Semakin besar penis, semakin memuaskan
Beda halnya dengan perempuan yang punya body concern (kekhawatiran terhadap kesempurnaan tubuhnya dalam konteks hubungan seks), laki-laki justru punya penis concern. Sebagian besar laki-laki menganggap dengan penis yang besar, maka perempuan akan tertarik dan terpuaskan. Tentunya, anggapan itu salah besar.
Selama penis masih berukuran normal (berdiameter antara 49 mm – 56 mm), sebenarnya sudah bisa menjangkau G-spot yang tidak terlalu dalam.
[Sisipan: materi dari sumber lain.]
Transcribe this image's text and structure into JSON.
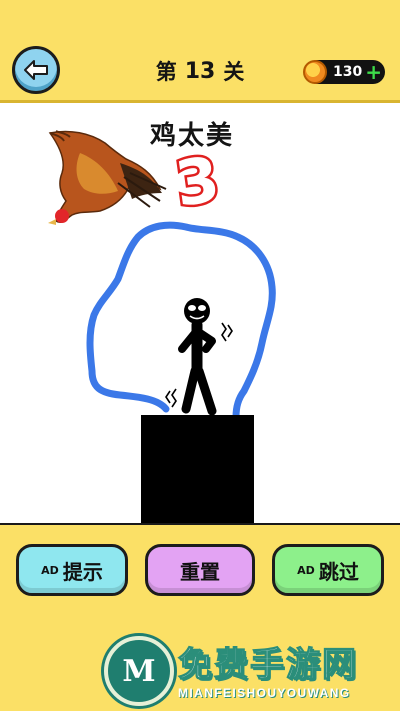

Yang harusnya menjadi fokus bagi laki-laki bukanlah besar atau panjangnya ukuran penis, melainkan bagaimana cara untuk membuat perempuan nyaman dan puas. “Buatlah manuver-manuver hubungan seks yang mengakomodasi kepuasan laki-laki dan perempuan,” ujar Zoya.
Diakui Zoya, masih banyak kaum Adam yang menganggap ukuran penis berpengaruh terhadap kesuksesan dalam hubungan seks. Itulah kenapa pengobatan ala Mak Erot laku didatangi pelanggan laki-laki yang ingin memperbesar penis.
Bahkan, selepas Mak Erot tiada pun, pengobatan dari anak cucunya masih tetap diminati. “Kita juga sebenarnya belum tahu pasti kebenaran pengobatan pembesaran penis itu, kalau pun memang gagal, apa ada laki-laki yang mau bercerita pernah ke Mak Erot tapi ternyata gagal? Pasti tidak mau, karena malu,” jelas Zoya.